When you're stewing in your own sweaty juices (literally or figuratively which ever seems least gross to you) by 8:10 every single morning you start to think that the only option to stay cool is to linger in front of the open freezer all day.
But it's a little crowded, all 3 of us in front of the freezer...so...we go outside and live it up poolside until lunch and naps most mornings. I try to stretch the fun-ness out as lonnnggg as possible because inevitability Rhett will start to not-so-subtly hint that he's not buying my hype about our luxurious blow up pool. Either he wants to go to the "fountains" or the "swim lessons pool" and he'll only ask 1352 times in a 6 hour time frame.
So this week I tried to seize the fun mom thing. (Yes, I enjoy setting myself up for failure.) I decided to finally follow through on a promise made tens of times to Rhett that "we'd go to the fountains tomorrow." Why? I don't know. Guilt complex finally kicked in?
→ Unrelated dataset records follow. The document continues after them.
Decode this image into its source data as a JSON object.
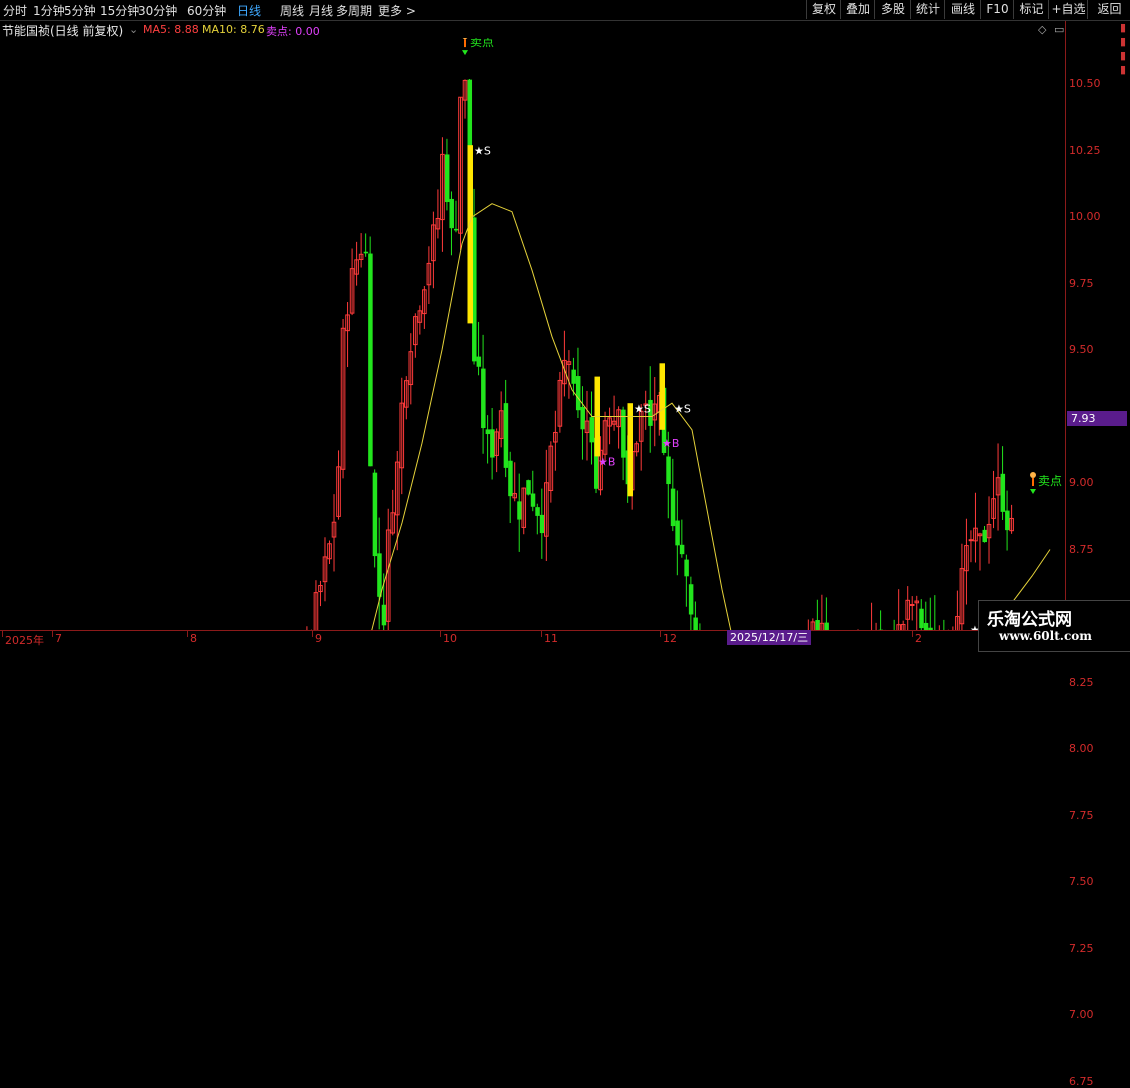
{
  "toolbar": {
    "periods": [
      "分时",
      "1分钟",
      "5分钟",
      "15分钟",
      "30分钟",
      "60分钟",
      "日线",
      "周线",
      "月线",
      "多周期",
      "更多 >"
    ],
    "active_period": "日线",
    "buttons": [
      "复权",
      "叠加",
      "多股",
      "统计",
      "画线",
      "F10",
      "标记",
      "+自选",
      "返回"
    ]
  },
  "info": {
    "title": "节能国祯(日线 前复权)",
    "ma5_label": "MA5: 8.88",
    "ma10_label": "MA10: 8.76",
    "sell_label": "卖点: 0.00"
  },
  "y_axis": {
    "ticks": [
      "10.50",
      "10.25",
      "10.00",
      "9.75",
      "9.50",
      "9.25",
      "9.00",
      "8.75",
      "8.50",
      "8.25",
      "8.00",
      "7.75",
      "7.50",
      "7.25",
      "7.00",
      "6.75"
    ],
    "current_price": "7.93"
  },
  "x_axis": {
    "labels": [
      "2025年",
      "7",
      "8",
      "9",
      "10",
      "11",
      "12",
      "2"
    ],
    "cursor_date": "2025/12/17/三"
  },
  "signals": {
    "sell_point": "卖点",
    "buy": "★B",
    "sell": "★S"
  },
  "watermark": {
    "line1": "乐淘公式网",
    "line2": "www.60lt.com"
  },
  "colors": {
    "up": "#ff3b3b",
    "down": "#22e51d",
    "ma": "#e5d23a",
    "highlight": "#ffe600",
    "buy": "#e040fb",
    "sell_text": "#ffffff"
  },
  "chart_data": {
    "type": "candlestick",
    "ylim": [
      6.6,
      10.85
    ],
    "x_count": 232,
    "path_x": [
      0,
      10,
      20,
      30,
      40,
      50,
      60,
      70,
      80,
      90,
      95,
      100,
      110,
      120,
      128,
      135,
      142,
      148,
      155,
      160,
      168,
      176,
      184,
      192,
      200,
      208,
      212,
      216,
      220,
      226,
      232,
      240,
      248,
      256,
      264,
      270,
      276,
      282,
      288,
      294,
      300,
      306,
      312,
      318,
      324,
      330,
      336,
      340,
      346,
      352,
      358,
      364,
      370,
      376,
      382,
      388,
      394,
      400,
      406,
      412,
      418,
      424,
      430,
      436,
      442,
      448,
      454,
      458,
      462,
      466,
      470,
      476,
      482,
      488,
      494,
      500,
      506,
      512,
      518,
      524,
      530,
      536,
      542,
      548,
      554,
      560,
      566,
      572,
      578,
      584,
      590,
      596,
      600,
      606,
      612,
      618,
      624,
      630,
      636,
      642,
      648,
      652,
      656,
      660,
      664,
      670,
      676,
      682,
      688,
      694,
      700,
      706,
      712,
      718,
      724,
      730,
      736,
      742,
      748,
      754,
      760,
      766,
      772,
      778,
      784,
      790,
      796,
      802,
      808,
      814,
      820,
      826,
      832,
      838,
      844,
      850,
      856,
      862,
      868,
      874,
      880,
      886,
      892,
      898,
      904,
      910,
      916,
      922,
      928,
      934,
      940,
      946,
      952,
      958,
      964,
      970,
      976,
      982,
      988,
      994,
      1000,
      1006,
      1012,
      1018,
      1024,
      1030,
      1036,
      1042,
      1048
    ],
    "path_y": [
      6.8,
      6.85,
      6.88,
      6.95,
      7.05,
      7.12,
      7.2,
      7.3,
      7.5,
      7.45,
      7.4,
      7.35,
      7.3,
      7.32,
      7.3,
      7.33,
      7.2,
      7.15,
      7.12,
      7.18,
      7.35,
      7.45,
      7.6,
      7.55,
      7.65,
      7.7,
      7.55,
      7.6,
      7.62,
      7.58,
      7.6,
      7.55,
      7.5,
      7.48,
      7.45,
      7.55,
      7.65,
      7.7,
      7.8,
      7.78,
      7.85,
      8.4,
      8.5,
      8.6,
      8.7,
      8.8,
      9.0,
      9.5,
      9.7,
      9.8,
      9.9,
      9.85,
      8.8,
      8.6,
      8.5,
      8.9,
      9.0,
      9.3,
      9.5,
      9.6,
      9.7,
      9.8,
      9.9,
      10.0,
      10.3,
      9.9,
      10.0,
      10.45,
      10.55,
      10.3,
      9.5,
      9.4,
      9.2,
      9.1,
      9.2,
      9.3,
      9.0,
      8.95,
      8.9,
      9.0,
      8.95,
      8.9,
      8.85,
      9.1,
      9.2,
      9.4,
      9.5,
      9.3,
      9.2,
      9.25,
      9.1,
      9.0,
      9.2,
      9.3,
      9.25,
      9.35,
      8.9,
      9.1,
      9.2,
      9.3,
      9.2,
      9.3,
      9.35,
      9.1,
      9.0,
      8.9,
      8.8,
      8.7,
      8.5,
      8.4,
      8.3,
      8.25,
      8.2,
      8.25,
      8.3,
      8.2,
      8.25,
      8.2,
      8.1,
      8.0,
      7.95,
      8.0,
      8.1,
      8.15,
      8.2,
      8.25,
      8.3,
      8.35,
      8.4,
      8.45,
      8.5,
      8.4,
      8.35,
      8.3,
      8.25,
      8.2,
      8.3,
      8.35,
      8.4,
      8.45,
      8.4,
      8.35,
      8.4,
      8.45,
      8.5,
      8.55,
      8.5,
      8.45,
      8.4,
      8.35,
      8.4,
      8.45,
      8.5,
      8.6,
      8.7,
      8.8,
      8.75,
      8.8,
      8.9,
      9.0,
      8.95,
      8.85,
      8.8
    ],
    "ma10": [
      [
        0,
        6.8
      ],
      [
        40,
        6.95
      ],
      [
        90,
        7.15
      ],
      [
        120,
        7.3
      ],
      [
        150,
        7.33
      ],
      [
        200,
        7.35
      ],
      [
        215,
        7.3
      ],
      [
        240,
        7.5
      ],
      [
        270,
        7.62
      ],
      [
        300,
        7.65
      ],
      [
        330,
        7.7
      ],
      [
        340,
        7.95
      ],
      [
        360,
        8.3
      ],
      [
        380,
        8.6
      ],
      [
        400,
        8.85
      ],
      [
        420,
        9.15
      ],
      [
        440,
        9.5
      ],
      [
        460,
        9.9
      ],
      [
        470,
        10.0
      ],
      [
        490,
        10.05
      ],
      [
        510,
        10.02
      ],
      [
        530,
        9.8
      ],
      [
        550,
        9.55
      ],
      [
        570,
        9.35
      ],
      [
        590,
        9.25
      ],
      [
        620,
        9.25
      ],
      [
        650,
        9.25
      ],
      [
        670,
        9.3
      ],
      [
        690,
        9.2
      ],
      [
        700,
        9.0
      ],
      [
        720,
        8.6
      ],
      [
        740,
        8.25
      ],
      [
        760,
        8.05
      ],
      [
        790,
        7.9
      ],
      [
        810,
        7.85
      ],
      [
        830,
        7.9
      ],
      [
        860,
        8.05
      ],
      [
        890,
        8.15
      ],
      [
        920,
        8.25
      ],
      [
        950,
        8.3
      ],
      [
        980,
        8.38
      ],
      [
        1010,
        8.55
      ],
      [
        1030,
        8.65
      ],
      [
        1048,
        8.75
      ]
    ],
    "highlighted": [
      {
        "x": 4,
        "o": 6.7,
        "c": 6.85
      },
      {
        "x": 20,
        "o": 6.75,
        "c": 6.85
      },
      {
        "x": 92,
        "o": 7.3,
        "c": 7.4
      },
      {
        "x": 150,
        "o": 7.28,
        "c": 7.33
      },
      {
        "x": 215,
        "o": 7.2,
        "c": 7.8
      },
      {
        "x": 276,
        "o": 7.65,
        "c": 7.72
      },
      {
        "x": 330,
        "o": 7.6,
        "c": 7.95
      },
      {
        "x": 468,
        "o": 10.27,
        "c": 9.6
      },
      {
        "x": 595,
        "o": 9.4,
        "c": 9.1
      },
      {
        "x": 628,
        "o": 9.3,
        "c": 8.95
      },
      {
        "x": 660,
        "o": 9.45,
        "c": 9.2
      },
      {
        "x": 790,
        "o": 7.95,
        "c": 8.02
      },
      {
        "x": 972,
        "o": 8.35,
        "c": 8.3
      }
    ],
    "sell_points": [
      {
        "x": 92,
        "price": 7.55
      },
      {
        "x": 465,
        "price": 10.65
      },
      {
        "x": 1033,
        "price": 9.0
      }
    ],
    "buy_marks": [
      {
        "x": 26,
        "price": 6.78
      },
      {
        "x": 222,
        "price": 7.15
      },
      {
        "x": 340,
        "price": 7.72
      },
      {
        "x": 602,
        "price": 9.08
      },
      {
        "x": 666,
        "price": 9.15
      },
      {
        "x": 796,
        "price": 7.93
      },
      {
        "x": 980,
        "price": 8.28
      }
    ],
    "sell_marks": [
      {
        "x": 8,
        "price": 6.88
      },
      {
        "x": 158,
        "price": 7.32
      },
      {
        "x": 282,
        "price": 7.72
      },
      {
        "x": 478,
        "price": 10.25
      },
      {
        "x": 638,
        "price": 9.28
      },
      {
        "x": 678,
        "price": 9.28
      },
      {
        "x": 974,
        "price": 8.45
      }
    ]
  }
}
Here's the thing. Going to the pool is not just an outing it's an epic event. When people with small children say something along the simple lines of, "and then I got the kids dressed" what they really mean is, "and then I spent 57 minutes issuing threats, hunting down items of clothing that haven't fallen victim to slobber dribbles or yesterdays snacks and taking gambles on whether I think the diapers can handle another few hours of wear." So when you add getting all the pool/sun stuff ready to the mathematical equation, it becomes Isaac Newton certified. And it always seems to take longer to get ready then we spend at the oasis. So color me hesitant to stray too far from the front door some days.
But once we make it out the door and the "sunscream" is applied everyone is a happy camper.
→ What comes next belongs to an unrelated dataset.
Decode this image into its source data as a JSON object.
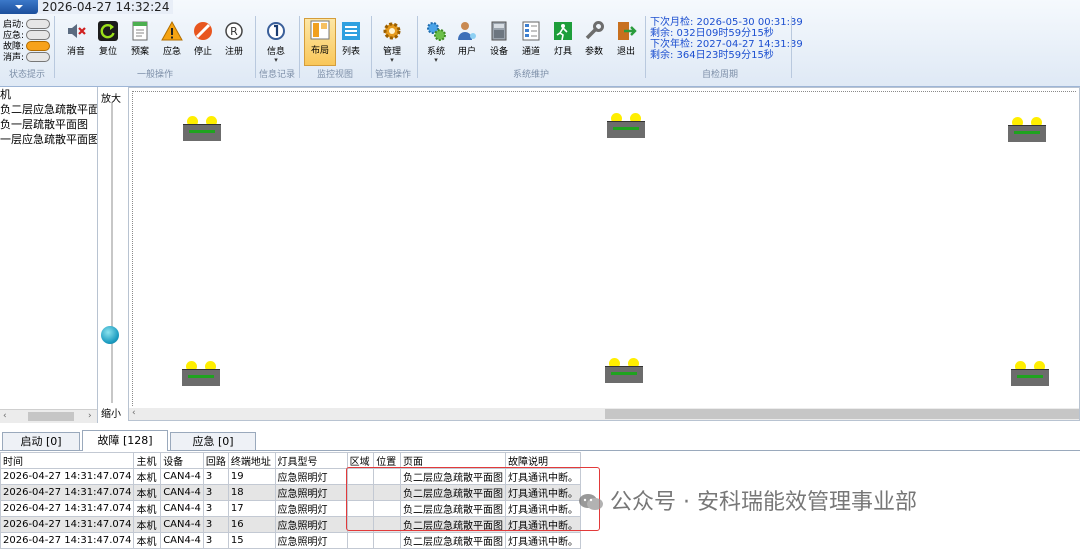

I'm not sure where Rad's bathing suit is...
Rad is in the middle of summer splash pad puppy love. He always drinks enough to satisfy a camel or get leprosy. Whichever comes first. When he's not busy sitting on a jet of water he's busy being the resident life guard, patrolling the pad with a very serious bottom lip.
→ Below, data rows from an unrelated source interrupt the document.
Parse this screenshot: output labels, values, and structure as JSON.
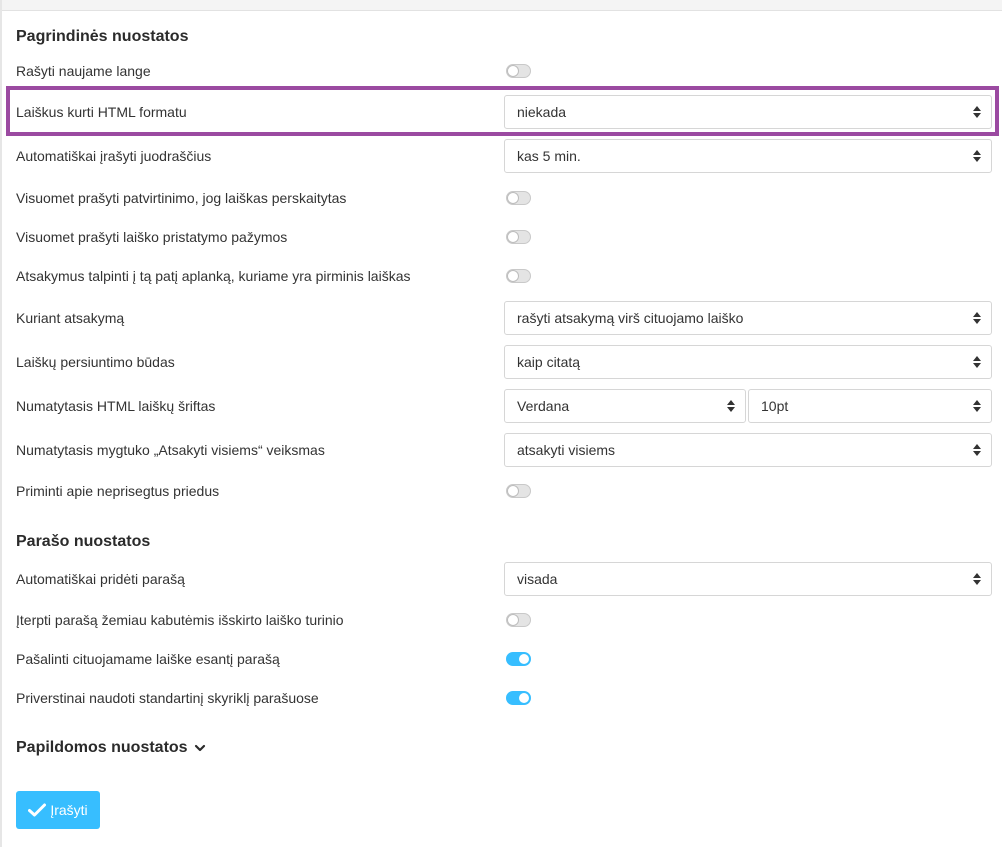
{
  "sections": {
    "main": {
      "title": "Pagrindinės nuostatos",
      "rows": [
        {
          "label": "Rašyti naujame lange",
          "control": "toggle",
          "on": false
        },
        {
          "label": "Laiškus kurti HTML formatu",
          "control": "select",
          "value": "niekada"
        },
        {
          "label": "Automatiškai įrašyti juodraščius",
          "control": "select",
          "value": "kas 5 min."
        },
        {
          "label": "Visuomet prašyti patvirtinimo, jog laiškas perskaitytas",
          "control": "toggle",
          "on": false
        },
        {
          "label": "Visuomet prašyti laiško pristatymo pažymos",
          "control": "toggle",
          "on": false
        },
        {
          "label": "Atsakymus talpinti į tą patį aplanką, kuriame yra pirminis laiškas",
          "control": "toggle",
          "on": false
        },
        {
          "label": "Kuriant atsakymą",
          "control": "select",
          "value": "rašyti atsakymą virš cituojamo laiško"
        },
        {
          "label": "Laiškų persiuntimo būdas",
          "control": "select",
          "value": "kaip citatą"
        },
        {
          "label": "Numatytasis HTML laiškų šriftas",
          "control": "select-pair",
          "value": "Verdana",
          "value2": "10pt"
        },
        {
          "label": "Numatytasis mygtuko „Atsakyti visiems“ veiksmas",
          "control": "select",
          "value": "atsakyti visiems"
        },
        {
          "label": "Priminti apie neprisegtus priedus",
          "control": "toggle",
          "on": false
        }
      ]
    },
    "signature": {
      "title": "Parašo nuostatos",
      "rows": [
        {
          "label": "Automatiškai pridėti parašą",
          "control": "select",
          "value": "visada"
        },
        {
          "label": "Įterpti parašą žemiau kabutėmis išskirto laiško turinio",
          "control": "toggle",
          "on": false
        },
        {
          "label": "Pašalinti cituojamame laiške esantį parašą",
          "control": "toggle",
          "on": true
        },
        {
          "label": "Priverstinai naudoti standartinį skyriklį parašuose",
          "control": "toggle",
          "on": true
        }
      ]
    },
    "advanced": {
      "title": "Papildomos nuostatos",
      "icon": "chevron-down-icon"
    }
  },
  "save_button": {
    "label": "Įrašyti",
    "icon": "check-icon"
  },
  "colors": {
    "accent": "#37beff",
    "highlight": "#9b4aa1"
  }
}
And below you will witness what Rhett does dozens of times over and over and over. Does it get old you ask? Not for him...
Belly flops all the live long pool session.
Oh I was there too. Anyone want to challenge me to a pasty leg competition? No takers? I thought I might win that one.
I'm hoping all this fun will launch me into the running for Mother of the Century...and beyond. But let's be honest, I'd be happy with just a gold star.